Gendered media representations of sexiness and their effects on girls' educational experiences
Abstract
Using the Boys and Girls Club of Thunder Bay as a case study, this research
focuses on how girls receive, understand, and resist dominant messages of femininity,
heterosexuality, and the body that value sexiness over intelligence and academic success
in the hidden curriculum in Ontario schools. The study explains how preadolescent girls
age 8-14 are affected by the mass media, but also how they negotiate competing
discourses in the hidden curriculum and may resist them. Premised on the fact that girls'
thoughts, experiences, and opinions matter, the study utilizes girls' voices, stories, and
ideas to provide solutions for the overwhelming evidence of gender disparities in the
hidden curriculum.
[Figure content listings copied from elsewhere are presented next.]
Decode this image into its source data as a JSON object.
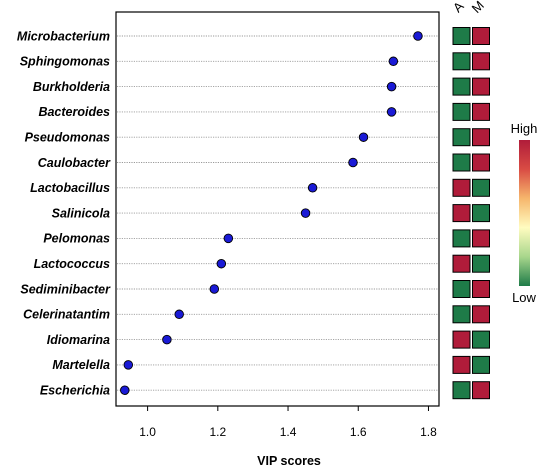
{
  "chart_data": {
    "type": "scatter",
    "orientation": "horizontal",
    "xlabel": "VIP scores",
    "xticks": [
      1.0,
      1.2,
      1.4,
      1.6,
      1.8
    ],
    "xtick_labels": [
      "1.0",
      "1.2",
      "1.4",
      "1.6",
      "1.8"
    ],
    "xlim": [
      0.91,
      1.83
    ],
    "grid": "horizontal dotted lines at each taxon",
    "categories": [
      "Microbacterium",
      "Sphingomonas",
      "Burkholderia",
      "Bacteroides",
      "Pseudomonas",
      "Caulobacter",
      "Lactobacillus",
      "Salinicola",
      "Pelomonas",
      "Lactococcus",
      "Sediminibacter",
      "Celerinatantim",
      "Idiomarina",
      "Martelella",
      "Escherichia"
    ],
    "values": [
      1.77,
      1.7,
      1.695,
      1.695,
      1.615,
      1.585,
      1.47,
      1.45,
      1.23,
      1.21,
      1.19,
      1.09,
      1.055,
      0.945,
      0.935
    ],
    "marker_color": "#1a1ad6",
    "heatmap": {
      "columns": [
        "A",
        "M"
      ],
      "cells": [
        [
          "low",
          "high"
        ],
        [
          "low",
          "high"
        ],
        [
          "low",
          "high"
        ],
        [
          "low",
          "high"
        ],
        [
          "low",
          "high"
        ],
        [
          "low",
          "high"
        ],
        [
          "high",
          "low"
        ],
        [
          "high",
          "low"
        ],
        [
          "low",
          "high"
        ],
        [
          "high",
          "low"
        ],
        [
          "low",
          "high"
        ],
        [
          "low",
          "high"
        ],
        [
          "high",
          "low"
        ],
        [
          "high",
          "low"
        ],
        [
          "low",
          "high"
        ]
      ],
      "colors": {
        "high": "#b01c3a",
        "low": "#1e7b48"
      }
    },
    "legend": {
      "high_label": "High",
      "low_label": "Low",
      "gradient": [
        "#b01c3a",
        "#d94c44",
        "#f6b66c",
        "#fffcc0",
        "#a8d68c",
        "#1e7b48"
      ],
      "placement": "right"
    }
  }
}
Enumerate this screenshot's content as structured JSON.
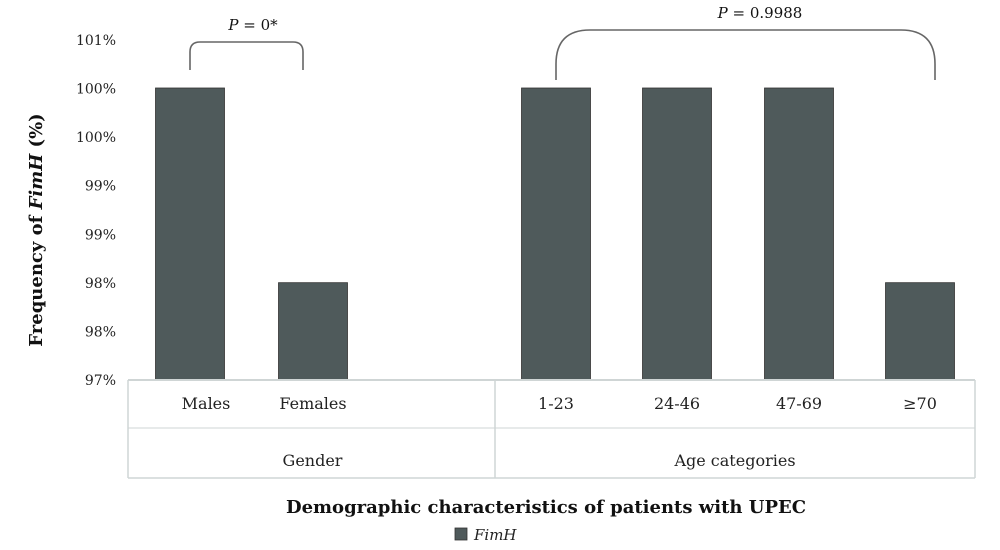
{
  "chart_data": {
    "type": "bar",
    "ylabel_prefix": "Frequency of ",
    "ylabel_italic": "FimH",
    "ylabel_suffix": " (%)",
    "xlabel": "Demographic characteristics of patients with UPEC",
    "y_tick_labels": [
      "97%",
      "98%",
      "98%",
      "99%",
      "99%",
      "100%",
      "100%",
      "101%"
    ],
    "ylim": [
      97,
      100.5
    ],
    "groups": [
      {
        "name": "Gender",
        "categories": [
          "Males",
          "Females"
        ],
        "values": [
          100,
          98
        ],
        "annotation": {
          "p_label": "P",
          "p_value": " = 0*"
        }
      },
      {
        "name": "Age categories",
        "categories": [
          "1-23",
          "24-46",
          "47-69",
          "≥70"
        ],
        "values": [
          100,
          100,
          100,
          98
        ],
        "annotation": {
          "p_label": "P",
          "p_value": " = 0.9988"
        }
      }
    ],
    "series": [
      {
        "name": "FimH",
        "color": "#4f5a5b"
      }
    ],
    "legend": {
      "position": "bottom-center"
    },
    "grid": false
  }
}
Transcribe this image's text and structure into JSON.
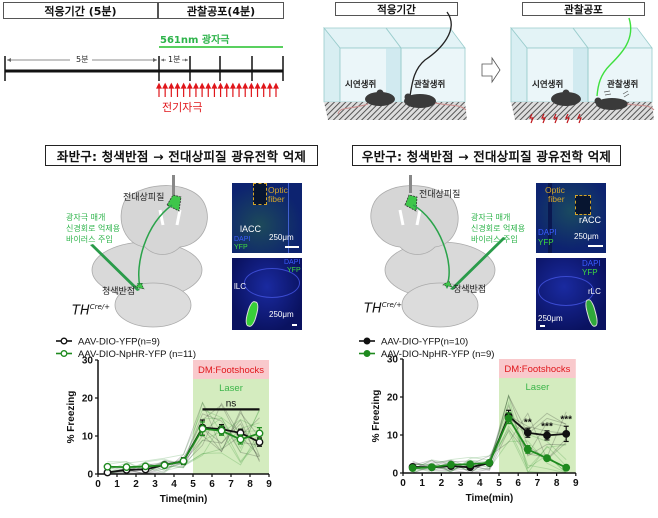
{
  "timeline": {
    "phase1_label": "적응기간 (5분)",
    "phase2_label": "관찰공포(4분)",
    "laser_label": "561nm 광자극",
    "five_min_label": "5분",
    "one_min_label": "1분",
    "shock_label": "전기자극",
    "colors": {
      "laser": "#22c02a",
      "shock": "#e0161b",
      "axis": "#111111"
    }
  },
  "setup": {
    "left_panel_title": "적응기간",
    "right_panel_title": "관찰공포",
    "demonstrator_label": "시연생쥐",
    "observer_label": "관찰생쥐",
    "arrow": "→"
  },
  "left_hemisphere": {
    "title": "좌반구: 청색반점 → 전대상피질 광유전학 억제",
    "acc_label": "전대상피질",
    "lc_label": "청색반점",
    "virus_label_lines": [
      "광자극 매개",
      "신경회로 억제용",
      "바이러스 주입"
    ],
    "genotype": "TH",
    "genotype_sup": "Cre/+",
    "micro_top": {
      "region": "lACC",
      "fiber_label_1": "Optic",
      "fiber_label_2": "fiber",
      "dapi": "DAPI",
      "yfp": "YFP",
      "scale": "250μm"
    },
    "micro_bottom": {
      "region": "lLC",
      "dapi": "DAPI",
      "yfp": "YFP",
      "scale": "250μm"
    }
  },
  "right_hemisphere": {
    "title": "우반구: 청색반점 → 전대상피질 광유전학 억제",
    "acc_label": "전대상피질",
    "lc_label": "청색반점",
    "virus_label_lines": [
      "광자극 매개",
      "신경회로 억제용",
      "바이러스 주입"
    ],
    "genotype": "TH",
    "genotype_sup": "Cre/+",
    "micro_top": {
      "region": "rACC",
      "fiber_label_1": "Optic",
      "fiber_label_2": "fiber",
      "dapi": "DAPI",
      "yfp": "YFP",
      "scale": "250μm"
    },
    "micro_bottom": {
      "region": "rLC",
      "dapi": "DAPI",
      "yfp": "YFP",
      "scale": "250μm"
    }
  },
  "chart_data": [
    {
      "type": "line",
      "title": "",
      "xlabel": "Time(min)",
      "ylabel": "% Freezing",
      "xlim": [
        0,
        9
      ],
      "ylim": [
        0,
        30
      ],
      "xticks": [
        0,
        1,
        2,
        3,
        4,
        5,
        6,
        7,
        8,
        9
      ],
      "yticks": [
        0,
        10,
        20,
        30
      ],
      "x": [
        0.5,
        1.5,
        2.5,
        3.5,
        4.5,
        5.5,
        6.5,
        7.5,
        8.5
      ],
      "shaded_regions": [
        {
          "label": "DM:Footshocks",
          "x_from": 5,
          "x_to": 9,
          "y_from": 25,
          "y_to": 30,
          "color": "#f9c9cc",
          "text_color": "#e0161b"
        },
        {
          "label": "Laser",
          "x_from": 5,
          "x_to": 9,
          "y_from": 0,
          "y_to": 25,
          "color": "#d4ecbf",
          "text_color": "#3cb54a"
        }
      ],
      "annotations": [
        {
          "text": "ns",
          "x_from": 5.5,
          "x_to": 8.5,
          "y": 17
        }
      ],
      "legend": [
        {
          "label": "AAV-DIO-YFP(n=9)",
          "marker": "open-circle",
          "color": "#111111"
        },
        {
          "label": "AAV-DIO-NpHR-YFP (n=11)",
          "marker": "open-circle",
          "color": "#1e8a1e"
        }
      ],
      "series": [
        {
          "name": "AAV-DIO-YFP(n=9)",
          "values": [
            0.4,
            1.1,
            1.2,
            2.4,
            3.4,
            12.2,
            11.8,
            10.8,
            8.4
          ],
          "sem": [
            0.4,
            0.4,
            0.4,
            0.5,
            0.9,
            2.0,
            1.2,
            1.0,
            1.1
          ],
          "color": "#111111"
        },
        {
          "name": "AAV-DIO-NpHR-YFP (n=11)",
          "values": [
            1.9,
            1.8,
            2.0,
            2.3,
            3.4,
            11.9,
            11.4,
            9.1,
            10.7
          ],
          "sem": [
            0.4,
            0.3,
            0.4,
            0.4,
            0.8,
            1.8,
            1.2,
            1.2,
            1.5
          ],
          "color": "#1e8a1e"
        }
      ]
    },
    {
      "type": "line",
      "title": "",
      "xlabel": "Time(min)",
      "ylabel": "% Freezing",
      "xlim": [
        0,
        9
      ],
      "ylim": [
        0,
        30
      ],
      "xticks": [
        0,
        1,
        2,
        3,
        4,
        5,
        6,
        7,
        8,
        9
      ],
      "yticks": [
        0,
        10,
        20,
        30
      ],
      "x": [
        0.5,
        1.5,
        2.5,
        3.5,
        4.5,
        5.5,
        6.5,
        7.5,
        8.5
      ],
      "shaded_regions": [
        {
          "label": "DM:Footshocks",
          "x_from": 5,
          "x_to": 9,
          "y_from": 25,
          "y_to": 30,
          "color": "#f9c9cc",
          "text_color": "#e0161b"
        },
        {
          "label": "Laser",
          "x_from": 5,
          "x_to": 9,
          "y_from": 0,
          "y_to": 25,
          "color": "#d4ecbf",
          "text_color": "#3cb54a"
        }
      ],
      "annotations": [
        {
          "text": "**",
          "x": 6.5,
          "y": 12.5
        },
        {
          "text": "***",
          "x": 7.5,
          "y": 11.5
        },
        {
          "text": "***",
          "x": 8.5,
          "y": 13.3
        }
      ],
      "legend": [
        {
          "label": "AAV-DIO-YFP(n=10)",
          "marker": "filled-circle",
          "color": "#111111"
        },
        {
          "label": "AAV-DIO-NpHR-YFP (n=9)",
          "marker": "filled-circle",
          "color": "#1e8a1e"
        }
      ],
      "series": [
        {
          "name": "AAV-DIO-YFP(n=10)",
          "values": [
            1.6,
            1.5,
            1.8,
            1.5,
            2.6,
            15.0,
            10.6,
            9.9,
            10.3
          ],
          "sem": [
            0.3,
            0.3,
            0.4,
            0.4,
            0.5,
            1.5,
            1.2,
            1.2,
            2.0
          ],
          "color": "#111111"
        },
        {
          "name": "AAV-DIO-NpHR-YFP (n=9)",
          "values": [
            1.3,
            1.5,
            2.2,
            2.3,
            2.7,
            14.4,
            6.2,
            3.9,
            1.4
          ],
          "sem": [
            0.3,
            0.3,
            0.4,
            0.4,
            0.6,
            1.4,
            1.0,
            0.5,
            0.3
          ],
          "color": "#1e8a1e"
        }
      ]
    }
  ]
}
A feminist qualitative perspective is the foundation for the research,
using focus group discussions to provide the space and time for preadolescent girls to
reflect and offer their interpretations of the social world, shedding light on the lives and
experiences of girls' by speaking with them, rather than about them. Through the use of
the focus groups, girls' perspectives can provide valuable knowledge to assist educators
to better serve the needs of girls at school. The results of the research indicate that
preadolescent girls' educational experiences are affected by media content that continues
to represent girls through features of heteronormative femininity.